在 HDFS 上查找数据的 Kafka Streams

本文介绍了在 HDFS 上查找数据的 Kafka Streams的处理方法，对大家解决问题具有一定的参考价值，需要的朋友们下面随着小编来一起学习吧！

问题描述

我正在使用 Kafka Streams (v0.10.0.1) 编写一个应用程序，并希望使用查找数据来丰富我正在处理的记录.这些数据(带时间戳的文件)每天(或每天 2-3 次)写入 HDFS 目录.

I'm writing an application with Kafka Streams (v0.10.0.1) and would like to enrich the records I'm processing with lookup data. This data (timestamped file) is written into a HDFS directory on daily basis (or 2-3 times a day).

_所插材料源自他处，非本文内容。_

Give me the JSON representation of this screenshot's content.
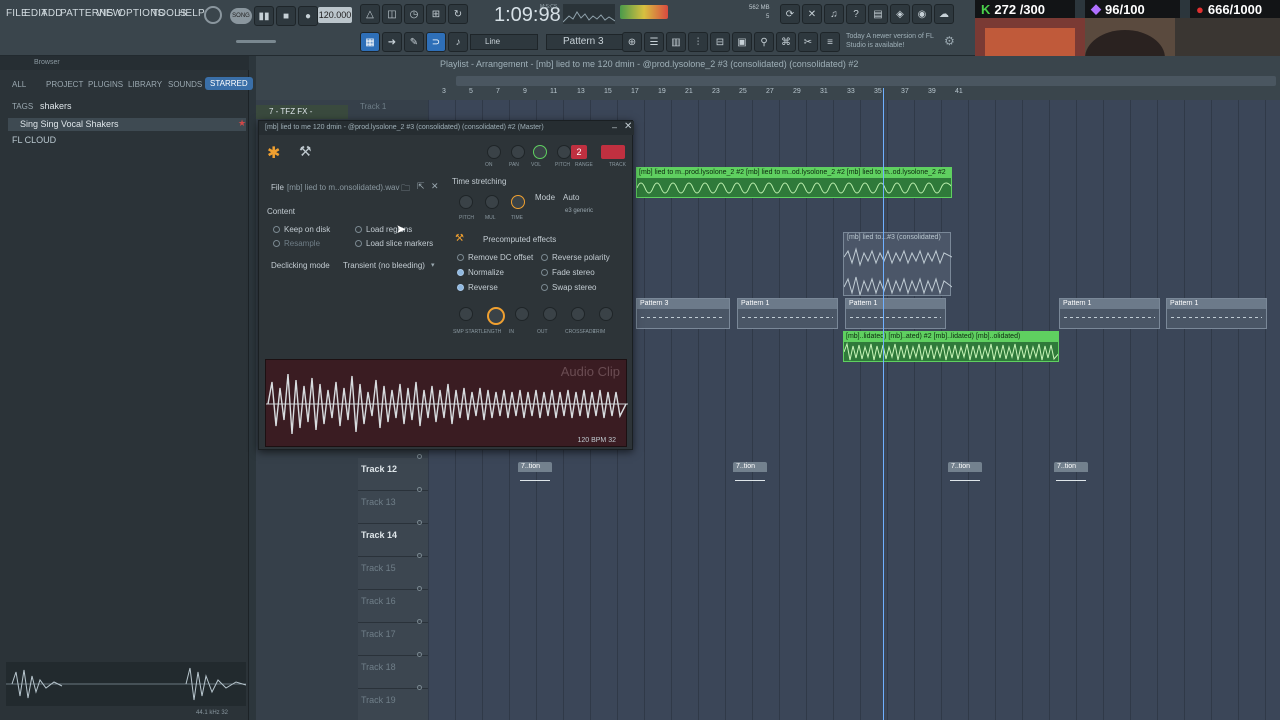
{
  "menu": [
    "FILE",
    "EDIT",
    "ADD",
    "PATTERNS",
    "VIEW",
    "OPTIONS",
    "TOOLS",
    "HELP"
  ],
  "transport": {
    "song_mode": "SONG",
    "tempo": "120.000",
    "time": "1:09:98",
    "time_unit": "M:S:CS",
    "memory": "562 MB",
    "cpu_value": "5",
    "snap": "Line",
    "pattern": "Pattern 3",
    "hint": "Today  A newer version of FL Studio is available!"
  },
  "overlay": {
    "counter1": "272 /300",
    "counter2": "96/100",
    "counter3": "666/1000"
  },
  "browser": {
    "title": "Browser",
    "tabs": [
      "ALL",
      "PROJECT",
      "PLUGINS",
      "LIBRARY",
      "SOUNDS",
      "STARRED"
    ],
    "tags_label": "TAGS",
    "search": "shakers",
    "items": [
      "Sing Sing Vocal Shakers",
      "FL CLOUD"
    ],
    "footer": "44.1 kHz 32"
  },
  "playlist": {
    "title": "Playlist - Arrangement - [mb] lied to me 120 dmin - @prod.lysolone_2 #3 (consolidated) (consolidated) #2",
    "ruler": [
      "3",
      "5",
      "7",
      "9",
      "11",
      "13",
      "15",
      "17",
      "19",
      "21",
      "23",
      "25",
      "27",
      "29",
      "31",
      "33",
      "35",
      "37",
      "39",
      "41"
    ],
    "tracks": [
      {
        "name": "Track 12",
        "on": true
      },
      {
        "name": "Track 13",
        "on": false
      },
      {
        "name": "Track 14",
        "on": true
      },
      {
        "name": "Track 15",
        "on": false
      },
      {
        "name": "Track 16",
        "on": false
      },
      {
        "name": "Track 17",
        "on": false
      },
      {
        "name": "Track 18",
        "on": false
      },
      {
        "name": "Track 19",
        "on": false
      }
    ],
    "track1_label": "Track 1",
    "clip_green_top": "[mb] lied to m..prod.lysolone_2 #2  [mb] lied to m..od.lysolone_2 #2  [mb] lied to m..od.lysolone_2 #2",
    "clip_consolidated": "[mb] lied to...#3 (consolidated)",
    "clip_green_mid": "[mb]..lidated)  [mb]..ated) #2  [mb]..lidated)  [mb]..olidated)",
    "pattern_labels": [
      "Pattern 3",
      "Pattern 1",
      "Pattern 1",
      "Pattern 1",
      "Pattern 1"
    ],
    "auto_label": "7..tion"
  },
  "channel": {
    "tab": "7 - TFZ FX - Transition",
    "title": "[mb] lied to me 120 dmin - @prod.lysolone_2 #3 (consolidated) (consolidated) #2 (Master)",
    "file_label": "File",
    "file_name": "[mb] lied to m..onsolidated).wav",
    "content_label": "Content",
    "keep_on_disk": "Keep on disk",
    "resample": "Resample",
    "load_regions": "Load regions",
    "load_slice_markers": "Load slice markers",
    "declicking_label": "Declicking mode",
    "declicking_value": "Transient (no bleeding)",
    "time_stretching": "Time stretching",
    "mode_label": "Mode",
    "mode_value": "Auto",
    "mode_sub": "e3 generic",
    "precomputed": "Precomputed effects",
    "remove_dc": "Remove DC offset",
    "normalize": "Normalize",
    "reverse": "Reverse",
    "reverse_polarity": "Reverse polarity",
    "fade_stereo": "Fade stereo",
    "swap_stereo": "Swap stereo",
    "audio_clip": "Audio Clip",
    "wave_footer": "120 BPM 32",
    "top_knobs": [
      "ON",
      "PAN",
      "VOL",
      "PITCH",
      "RANGE",
      "TRACK"
    ],
    "track_num": "2",
    "stretch_knobs": [
      "PITCH",
      "MUL",
      "TIME"
    ],
    "bottom_knobs": [
      "SMP START",
      "LENGTH",
      "IN",
      "OUT",
      "CROSSFADE",
      "TRIM"
    ]
  },
  "colors": {
    "accent_green": "#5fd060",
    "accent_orange": "#f0a030",
    "grid": "#3b4658",
    "wave_bg": "#3a1c22"
  }
}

如何在 Kafka Streams 应用程序中加载它并加入实际的 KStream?
当新文件到达那里时，从 HDFS 重新读取数据的最佳做法是什么?

How can I load this in the Kafka Streams application and join to the actual KStream?
What would be the best practice to reread the data from HDFS when a new file arrives there?

还是切换到 Kafka Connect 并将 RDBMS 表内容写入所有 Kafka Streams 应用程序实例都可以使用的 Kafka 主题会更好?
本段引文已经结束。